Sichler's misdeeds also included collecting and pocketing title insurance premiums from clients rather than obtaining title insurance policies, failing to record mortgage documents, and kiting checks on almost 200 occasions to cover shortfalls in Priority's escrow accounts.
But now, Sichler says she should get a lighter sentence than the 51 to 63 months that prosecutors are suggesting. According to a court filing, Sichler has shown "extreme remorse" for her crimes, and had lived an exemplary life prior to her crimes, including many volunteer activities. Her arrest and conviction had taken "a tremendous emotional and physical toll" on her, and "personal shame and embarrassment have essentially destroyed her life," according to the filing. Sichler was vice chair of the Luzerne County Republican Party at the time of her arrest and resigned her post soon thereafter.
--Brian Madden, former president of Liberty Title Agency, once a large regional title business based in Long Island New York, was paying himself a salary of up to $300,000 a month from Liberty and other title businesses under his control, even as his title businesses went south in 2008 and 2009. Business revenues unfortunately did not support the large cash draws he was taking. Instead, Madden was diverting client escrow funds into regular business accounts, so that he could continue to draw a huge income from his business.
To cover for this theft, Madden paid old obligations from escrow from incoming client funds for newer transactions.
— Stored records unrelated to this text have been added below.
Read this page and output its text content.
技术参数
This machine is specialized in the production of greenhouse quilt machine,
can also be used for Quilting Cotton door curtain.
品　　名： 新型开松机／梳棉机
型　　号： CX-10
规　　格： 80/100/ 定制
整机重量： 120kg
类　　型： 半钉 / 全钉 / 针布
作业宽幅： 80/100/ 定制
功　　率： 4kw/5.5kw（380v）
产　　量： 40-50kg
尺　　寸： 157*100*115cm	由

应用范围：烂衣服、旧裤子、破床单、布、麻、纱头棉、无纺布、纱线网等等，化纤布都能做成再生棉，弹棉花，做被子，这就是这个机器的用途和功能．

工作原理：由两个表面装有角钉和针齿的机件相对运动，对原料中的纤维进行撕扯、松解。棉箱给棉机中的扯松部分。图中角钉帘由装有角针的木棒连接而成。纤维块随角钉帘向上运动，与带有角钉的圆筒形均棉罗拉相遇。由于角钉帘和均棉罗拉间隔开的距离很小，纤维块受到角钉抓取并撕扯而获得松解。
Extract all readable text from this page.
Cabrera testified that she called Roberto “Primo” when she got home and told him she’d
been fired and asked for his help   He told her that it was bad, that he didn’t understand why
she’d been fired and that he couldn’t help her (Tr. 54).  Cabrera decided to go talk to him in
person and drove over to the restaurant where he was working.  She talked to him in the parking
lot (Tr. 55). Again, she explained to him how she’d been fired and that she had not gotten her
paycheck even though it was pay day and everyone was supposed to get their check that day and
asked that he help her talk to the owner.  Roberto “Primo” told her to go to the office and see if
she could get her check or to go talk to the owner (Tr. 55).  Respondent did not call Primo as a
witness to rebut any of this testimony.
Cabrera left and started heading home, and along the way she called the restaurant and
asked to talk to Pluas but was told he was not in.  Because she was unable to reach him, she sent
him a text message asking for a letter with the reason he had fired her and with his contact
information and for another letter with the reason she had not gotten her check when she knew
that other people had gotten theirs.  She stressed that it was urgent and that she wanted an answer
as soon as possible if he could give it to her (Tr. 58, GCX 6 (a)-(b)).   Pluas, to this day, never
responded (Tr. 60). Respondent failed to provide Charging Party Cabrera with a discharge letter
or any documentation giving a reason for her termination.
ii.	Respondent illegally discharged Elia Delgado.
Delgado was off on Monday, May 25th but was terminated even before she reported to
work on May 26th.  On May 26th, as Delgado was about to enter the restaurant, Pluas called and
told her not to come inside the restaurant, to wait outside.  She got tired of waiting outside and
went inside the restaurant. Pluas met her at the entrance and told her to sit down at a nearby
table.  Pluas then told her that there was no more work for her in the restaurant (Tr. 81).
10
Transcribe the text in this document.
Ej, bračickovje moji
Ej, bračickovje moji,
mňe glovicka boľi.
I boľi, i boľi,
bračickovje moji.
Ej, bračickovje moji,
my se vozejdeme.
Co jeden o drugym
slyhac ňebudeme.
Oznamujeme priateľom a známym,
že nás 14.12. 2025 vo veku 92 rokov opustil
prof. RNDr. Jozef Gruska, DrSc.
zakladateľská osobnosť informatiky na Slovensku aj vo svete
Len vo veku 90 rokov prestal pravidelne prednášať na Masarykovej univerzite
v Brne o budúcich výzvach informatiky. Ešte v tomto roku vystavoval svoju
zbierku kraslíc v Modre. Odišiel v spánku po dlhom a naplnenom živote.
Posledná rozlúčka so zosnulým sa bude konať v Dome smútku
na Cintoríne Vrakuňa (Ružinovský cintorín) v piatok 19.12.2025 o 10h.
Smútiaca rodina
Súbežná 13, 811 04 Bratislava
As part of his crimes, Madden failed to record dozens of documents and failed to pay client's taxes, as he was entrusted to do as part of his duties.
Madden pled guilty to one count of wire fraud and one count of insurance fraud in December 2010. But now, he is objecting to the level of punishment that prosecutors are seeking to impose on him. He claims that the losses caused by his crimes fall in a range of between $1 million to $2.5 million, instead of up to $4.7 million as claimed by prosecutors, and that he is therefore entitled to a lesser sentence over 41 to 51 months rather than the 63 to 78 months recommended by prosecutors.